Investment scams, not just those involving crypto, have also seen a significant uptick in the country. From the start of the year to March 20, losses incurred by investment scams had reportedly increased by 90% among Australians.
“It’s also the fact that it’s an unregulated product, so there are no controls. There are no institutions that can be roped in to assist. So really, it’s the fact that it’s the wild west,” ACCC executive general manager for consumer and fair trading Rami Greiss reportedly added.
Australia’s relationship with crypto has been markedly less punitive than other jurisdictions like the UK.
Australia and crypto regulation
In May 2021, Australia’s Financial Services Minister Jane Hume opined about cryptocurrencies and personal freedom.

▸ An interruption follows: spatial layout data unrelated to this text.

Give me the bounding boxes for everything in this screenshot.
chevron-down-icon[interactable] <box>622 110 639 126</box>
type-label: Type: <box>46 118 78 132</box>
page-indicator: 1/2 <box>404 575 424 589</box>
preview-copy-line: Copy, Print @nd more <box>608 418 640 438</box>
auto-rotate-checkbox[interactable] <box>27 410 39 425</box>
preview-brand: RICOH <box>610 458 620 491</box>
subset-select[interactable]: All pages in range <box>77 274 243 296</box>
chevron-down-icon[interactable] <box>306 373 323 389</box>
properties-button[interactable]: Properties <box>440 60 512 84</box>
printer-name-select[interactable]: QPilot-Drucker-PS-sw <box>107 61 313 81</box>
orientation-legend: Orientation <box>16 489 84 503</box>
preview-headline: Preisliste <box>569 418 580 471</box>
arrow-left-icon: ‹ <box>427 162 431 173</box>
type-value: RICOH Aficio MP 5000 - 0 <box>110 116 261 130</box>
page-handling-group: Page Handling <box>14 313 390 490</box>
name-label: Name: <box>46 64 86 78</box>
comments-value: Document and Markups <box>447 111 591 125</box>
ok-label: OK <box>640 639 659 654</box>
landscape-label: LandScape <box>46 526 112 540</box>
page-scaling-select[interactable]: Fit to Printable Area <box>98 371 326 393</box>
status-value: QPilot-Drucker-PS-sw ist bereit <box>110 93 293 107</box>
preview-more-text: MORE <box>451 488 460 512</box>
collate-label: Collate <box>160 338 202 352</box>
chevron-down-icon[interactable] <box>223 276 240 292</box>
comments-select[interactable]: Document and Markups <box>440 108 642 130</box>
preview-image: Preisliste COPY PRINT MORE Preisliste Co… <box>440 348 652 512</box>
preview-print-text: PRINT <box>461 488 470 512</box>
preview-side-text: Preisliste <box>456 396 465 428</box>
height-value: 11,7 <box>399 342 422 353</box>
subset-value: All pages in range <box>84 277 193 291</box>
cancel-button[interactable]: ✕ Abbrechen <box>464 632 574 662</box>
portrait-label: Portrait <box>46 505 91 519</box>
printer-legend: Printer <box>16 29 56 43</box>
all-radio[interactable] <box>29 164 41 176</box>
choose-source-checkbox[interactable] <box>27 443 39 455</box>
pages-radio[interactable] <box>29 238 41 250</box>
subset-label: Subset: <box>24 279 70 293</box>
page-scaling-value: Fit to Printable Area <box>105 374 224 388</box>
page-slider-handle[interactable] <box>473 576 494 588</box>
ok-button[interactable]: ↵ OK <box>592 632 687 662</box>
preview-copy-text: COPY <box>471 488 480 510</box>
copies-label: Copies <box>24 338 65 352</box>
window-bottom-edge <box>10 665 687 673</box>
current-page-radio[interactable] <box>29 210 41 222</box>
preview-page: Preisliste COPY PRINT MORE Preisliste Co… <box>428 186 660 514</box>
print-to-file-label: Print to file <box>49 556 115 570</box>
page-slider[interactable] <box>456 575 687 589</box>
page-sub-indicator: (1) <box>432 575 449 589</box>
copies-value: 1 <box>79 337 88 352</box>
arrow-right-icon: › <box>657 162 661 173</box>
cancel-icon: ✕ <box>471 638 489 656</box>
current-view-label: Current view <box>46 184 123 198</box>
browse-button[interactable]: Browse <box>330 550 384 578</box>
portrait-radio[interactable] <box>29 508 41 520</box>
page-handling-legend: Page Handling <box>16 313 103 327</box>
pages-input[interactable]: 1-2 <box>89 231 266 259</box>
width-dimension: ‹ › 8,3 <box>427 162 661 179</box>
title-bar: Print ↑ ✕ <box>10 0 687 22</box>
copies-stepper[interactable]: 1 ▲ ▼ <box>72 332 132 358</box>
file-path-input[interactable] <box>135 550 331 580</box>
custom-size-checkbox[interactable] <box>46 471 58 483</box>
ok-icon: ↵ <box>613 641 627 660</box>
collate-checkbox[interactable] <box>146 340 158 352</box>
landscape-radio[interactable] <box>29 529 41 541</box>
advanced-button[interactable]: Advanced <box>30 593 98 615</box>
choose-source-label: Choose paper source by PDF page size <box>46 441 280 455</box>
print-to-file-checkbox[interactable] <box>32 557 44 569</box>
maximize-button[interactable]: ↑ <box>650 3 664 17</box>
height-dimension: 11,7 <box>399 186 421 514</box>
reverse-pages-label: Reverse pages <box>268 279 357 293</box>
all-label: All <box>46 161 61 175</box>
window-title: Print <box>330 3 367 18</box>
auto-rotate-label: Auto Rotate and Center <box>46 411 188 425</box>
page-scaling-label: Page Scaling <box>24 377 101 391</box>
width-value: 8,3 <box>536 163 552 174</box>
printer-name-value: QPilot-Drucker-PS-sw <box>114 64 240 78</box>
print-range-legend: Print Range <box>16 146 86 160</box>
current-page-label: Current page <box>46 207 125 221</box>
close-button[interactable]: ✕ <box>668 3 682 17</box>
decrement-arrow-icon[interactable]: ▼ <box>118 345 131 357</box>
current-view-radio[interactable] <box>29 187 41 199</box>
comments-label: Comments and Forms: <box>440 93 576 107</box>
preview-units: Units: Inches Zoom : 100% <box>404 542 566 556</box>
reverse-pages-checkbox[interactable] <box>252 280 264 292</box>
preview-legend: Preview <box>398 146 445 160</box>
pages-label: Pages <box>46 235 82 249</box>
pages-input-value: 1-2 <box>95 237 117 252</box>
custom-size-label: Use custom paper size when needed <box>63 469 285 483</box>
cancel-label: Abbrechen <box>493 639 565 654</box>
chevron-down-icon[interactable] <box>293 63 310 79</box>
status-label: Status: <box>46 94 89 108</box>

“If you want to invest in Dogecoin, I won’t stand in your way. Personal opportunity and personal responsibility are two sides of the same coin,” she said at the time.
She added that cryptocurrencies were “not a fad” and are “an asset class that will grow in importance.”
In November of the same year, she doubled down.
“Don’t be the person who thought the iPhone would never take off because people would prefer to have their music and telephone on separate devices. Don’t be the person in 1995 who said the internet was just a place for geeks and criminals and would never become mainstream,” she said.
This year, Hume also reportedly introduced a “crypto badge of approval” to allow Australians to invest in the industry safely.
“Crypto values will go up and down sure as eggs, and the government will not be protecting consumers from market volatility—and nor should they,” she said.
“But Australian investors will be sure that if they use a licensed Australian exchange, they can trust the exchange will deliver on its commitments to customers and have appropriate protections.”